Born in Zandvoort, Lammers grew up around motorsport through Dutch touring-car legend Rob Slotemaker's skid-school. Driving a Simca Rallye 2 in 1973, he won the Dutch Touring Car Championship at 16, becoming the youngest Dutch national auto racing champion in history. He won a second Dutch touring-car title in 1976 in an Opel Kadett GT/E.
Lammers moved into Formula Ford in 1976 alongside his touring-car campaign. Stepping up to Formula 3 in 1978 with the Racing Team Holland outfit run by Alan Docking, and with future Formula One drivers Huub Rothengatter and Arie Luyendijk as teammates, he won the 1978 European Formula 3 Championship. He beat Anders Olofsson to the title while defeating highly regarded contemporaries including Alain Prost, Nelson Piquet, and Nigel Mansell. He remains the only Dutch driver to have won the European F3 title.

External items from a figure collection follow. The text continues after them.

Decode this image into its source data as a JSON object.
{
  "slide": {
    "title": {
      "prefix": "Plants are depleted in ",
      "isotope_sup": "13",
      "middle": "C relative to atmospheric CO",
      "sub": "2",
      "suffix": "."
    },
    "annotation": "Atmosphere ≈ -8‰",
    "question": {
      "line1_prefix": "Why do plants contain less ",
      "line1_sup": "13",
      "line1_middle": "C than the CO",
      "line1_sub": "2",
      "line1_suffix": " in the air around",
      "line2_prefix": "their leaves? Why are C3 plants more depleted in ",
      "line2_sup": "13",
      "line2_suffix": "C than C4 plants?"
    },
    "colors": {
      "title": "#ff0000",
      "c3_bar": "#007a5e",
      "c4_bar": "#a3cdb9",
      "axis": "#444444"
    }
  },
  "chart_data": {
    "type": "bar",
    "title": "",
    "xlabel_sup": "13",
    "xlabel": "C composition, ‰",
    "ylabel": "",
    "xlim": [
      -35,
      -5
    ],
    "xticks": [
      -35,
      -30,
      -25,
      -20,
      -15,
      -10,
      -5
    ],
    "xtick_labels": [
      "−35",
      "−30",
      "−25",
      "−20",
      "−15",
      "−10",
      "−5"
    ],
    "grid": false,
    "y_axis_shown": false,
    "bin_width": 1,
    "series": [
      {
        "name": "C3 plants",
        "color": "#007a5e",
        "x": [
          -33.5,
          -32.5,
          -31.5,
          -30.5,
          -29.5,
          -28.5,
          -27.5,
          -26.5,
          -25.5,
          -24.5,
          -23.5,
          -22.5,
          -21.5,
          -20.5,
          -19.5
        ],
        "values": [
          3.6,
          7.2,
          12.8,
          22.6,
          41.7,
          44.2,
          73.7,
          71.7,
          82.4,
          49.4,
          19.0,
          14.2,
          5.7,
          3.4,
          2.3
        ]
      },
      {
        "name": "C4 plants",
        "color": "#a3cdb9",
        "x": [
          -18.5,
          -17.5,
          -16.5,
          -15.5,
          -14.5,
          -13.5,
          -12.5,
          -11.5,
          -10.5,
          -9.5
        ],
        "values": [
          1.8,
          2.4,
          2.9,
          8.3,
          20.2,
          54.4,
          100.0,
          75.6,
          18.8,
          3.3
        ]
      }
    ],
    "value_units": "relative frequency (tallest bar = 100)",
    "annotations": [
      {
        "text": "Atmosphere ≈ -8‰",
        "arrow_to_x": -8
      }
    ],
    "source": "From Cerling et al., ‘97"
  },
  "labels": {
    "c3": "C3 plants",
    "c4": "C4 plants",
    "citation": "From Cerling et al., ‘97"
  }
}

Lammers spent four seasons in Formula One between 1979 and 1982, making 41 World Championship starts across the Shadow, ATS, Ensign, and Theodore teams without scoring a point. He was widely regarded as talented but hampered by consistently uncompetitive machinery.
At Shadow in 1979 he was partnered with Elio de Angelis; both drivers invited by Colin Chapman to test for Lotus, de Angelis secured the drive while Lammers declined to wait for a decision. Moving to ATS in 1980, he qualified fourth at Long Beach on his first outing with the new D4 car, only for it to fail on the opening lap. At Theodore in 1982 he came close to replacing Gilles Villeneuve at Ferrari after Villeneuve's death at Zolder, but a throttle-stick incident in practice at Detroit caused Lammers to break his thumb, and Patrick Tambay signed the Ferrari contract in his place.

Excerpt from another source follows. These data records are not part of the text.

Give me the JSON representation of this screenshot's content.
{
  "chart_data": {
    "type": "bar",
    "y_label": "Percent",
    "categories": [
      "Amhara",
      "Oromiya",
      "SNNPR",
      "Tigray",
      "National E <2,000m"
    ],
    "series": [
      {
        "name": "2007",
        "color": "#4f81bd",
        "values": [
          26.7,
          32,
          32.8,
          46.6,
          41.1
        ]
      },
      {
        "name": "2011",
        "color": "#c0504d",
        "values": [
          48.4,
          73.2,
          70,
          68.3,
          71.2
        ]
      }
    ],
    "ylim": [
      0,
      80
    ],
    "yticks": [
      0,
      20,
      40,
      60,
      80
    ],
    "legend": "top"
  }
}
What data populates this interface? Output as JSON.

Lammers made a surprise Formula One comeback in 1992 with March, replacing Karl Wendlinger for the final two races of the season โ a gap of ten years between his first and second spells, a record career break in the championship. He retired from the Japanese Grand Prix with a broken gearbox and finished twelfth in Australia. Plans for 1993 collapsed when March lost their engine deal.
After stepping back from Formula One, Lammers built an extensive sportscar career centred on the World Sportscar Championship and the Le Mans 24 Hours. He joined privateer Porsche team Richard Lloyd Racing in 1983, taking several podium finishes before a mid-season switch to TWR Jaguar in 1984.
The defining moment of his career came in 1988. Partnered with Johnny Dumfries and joined at Le Mans by Andy Wallace, Lammers drove for 13 hours to anchor a winning effort for TWR Jaguar. It was Jaguar's first Le Mans victory since 1957. Queen Elizabeth II congratulated Lammers personally and he was named an Honorary Member of the British Racing Drivers' Club. He also won the 1988 Daytona 24 Hours, having been moved from a retired car to join Martin Brundle, Raul Boesel, and John Nielsen in the lead Jaguar entry. In 1990, Lammers won the Daytona 24 Hours again with Andy Wallace and Davy Jones.
After a brief spell with the Toyota works sportscar programme, during which he won the 1992 Japanese Sports-Prototype Championship, Lammers established his own team Racing for Holland in 2001. Running the Japanese Dome S101, the team won the FIA Sportscar Championship in both 2002 and 2003.
Lammers had three distinct spells as a team principal. Between 1989 and 1991 his Vitaal Racing outfit competed in Formula Opel Lotus, winning the EFDA Opel Lotus Euroseries with Peter Kox in 1989. Racing for Holland, founded in 2001, won back-to-back FIA Sportscar titles before the championship collapsed after 2003. Between 2005 and 2009 Lammers managed the Dutch A1 Grand Prix team, with Jos Verstappen as his first driver.
Lammers continued racing at Le Mans until 2018, his final competitive appearances coming with Racing Team Nederland in the LMP2 class. After retiring in 2019, he became sporting director of the organisation that revived the Dutch Grand Prix at Zandvoort. The first Dutch GP since 1985 was staged in 2021, with Lammers a central figure in bringing it about.
His career also included European Renault 5 Turbo Cup titles in 1983 and 1984, an IndyCar stint with Dan Gurney's All-American Racers in 1986, a third-place finish at the Macau Grand Prix in 1985, a season in the British Touring Car Championship with Volvo, GT appearances spanning BPR, FIA GT, and ADAC GT, and five starts at the Dakar Rally. Lammers is widely recognised as among the most versatile drivers of the modern era across circuit racing disciplines.